The Milky Way Mapper meeting continued today. Both yesterday and today there were great presentations on asteroseismology in NASA TESS that might impact our target selection. The Hekker group here in Goettingen is doing a number of relevant things, including feature engineering for long-period asteroseismological inference in short time streams (which connects to things we have been thinking about for stellar rotation in TESS), and fully automated delivery of asteroseismic parameters for red giants. Short presentations on all this were given by Bell, Kuszlewicz. and Themessl (all Goettingen). I had a good discussion with all of this crew at lunch today, where they were pretty pessimistic about my ideas about getting asteroseismological parameters out of the ESA Gaia data (in some late DR).

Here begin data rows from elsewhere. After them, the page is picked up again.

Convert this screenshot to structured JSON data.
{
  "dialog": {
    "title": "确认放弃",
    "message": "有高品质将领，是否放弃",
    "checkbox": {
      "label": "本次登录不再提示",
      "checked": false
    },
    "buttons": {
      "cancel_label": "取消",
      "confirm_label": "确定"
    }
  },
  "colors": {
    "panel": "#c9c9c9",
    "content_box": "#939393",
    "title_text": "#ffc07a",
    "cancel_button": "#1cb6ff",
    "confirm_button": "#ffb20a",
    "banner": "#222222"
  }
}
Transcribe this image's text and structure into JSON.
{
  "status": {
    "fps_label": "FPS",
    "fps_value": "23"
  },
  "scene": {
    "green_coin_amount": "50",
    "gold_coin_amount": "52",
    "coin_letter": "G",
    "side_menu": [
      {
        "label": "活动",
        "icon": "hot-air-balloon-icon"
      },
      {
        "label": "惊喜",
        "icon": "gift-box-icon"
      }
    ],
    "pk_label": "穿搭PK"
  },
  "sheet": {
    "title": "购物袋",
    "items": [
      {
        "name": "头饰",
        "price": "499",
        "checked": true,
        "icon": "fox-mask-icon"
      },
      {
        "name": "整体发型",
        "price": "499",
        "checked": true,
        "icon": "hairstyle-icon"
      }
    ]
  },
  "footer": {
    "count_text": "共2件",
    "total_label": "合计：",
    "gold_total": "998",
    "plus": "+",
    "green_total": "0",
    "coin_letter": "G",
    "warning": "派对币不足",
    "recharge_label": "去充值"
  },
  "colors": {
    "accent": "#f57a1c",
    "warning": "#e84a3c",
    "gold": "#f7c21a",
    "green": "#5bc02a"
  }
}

In a coffee break, Rix (MPIA) asked me a nice homework problem about time-domain spectroscopy, inspired by things he is thinking about with Dani Maoz (TAU): If you have exactly two observations of a star, separated by time interval Δt, and these deliver (a precise) difference in radial velocity Δv, what can you conclude about the orbital parameters of that star? Assume the star is orbiting a dark companion on a circular orbit, and your measurements are so precise, the measurement uncertainty is irrelevant.

In a discussion led by Bird (Vandy) about signal-to-noise, Blanton (NYU) pointed out that the APOGEE detectors are up-the-ramp, so we can sub-frame them to a shorter exposure without making any approximations! That's incredible! It means that we could be doing time-domain astronomy with APOGEE on time-scales that are not accessible to any optical spectrograph. I got super-excited about this, and tried to convince Nidever (Montana) to get in there and make that change. He opined that it might not be trivial. However, the information is definitely there, latent. So my question is: What's the killer app for such technology? We can look at spectral variability information on essentially any time scale from seconds to hours. Woah.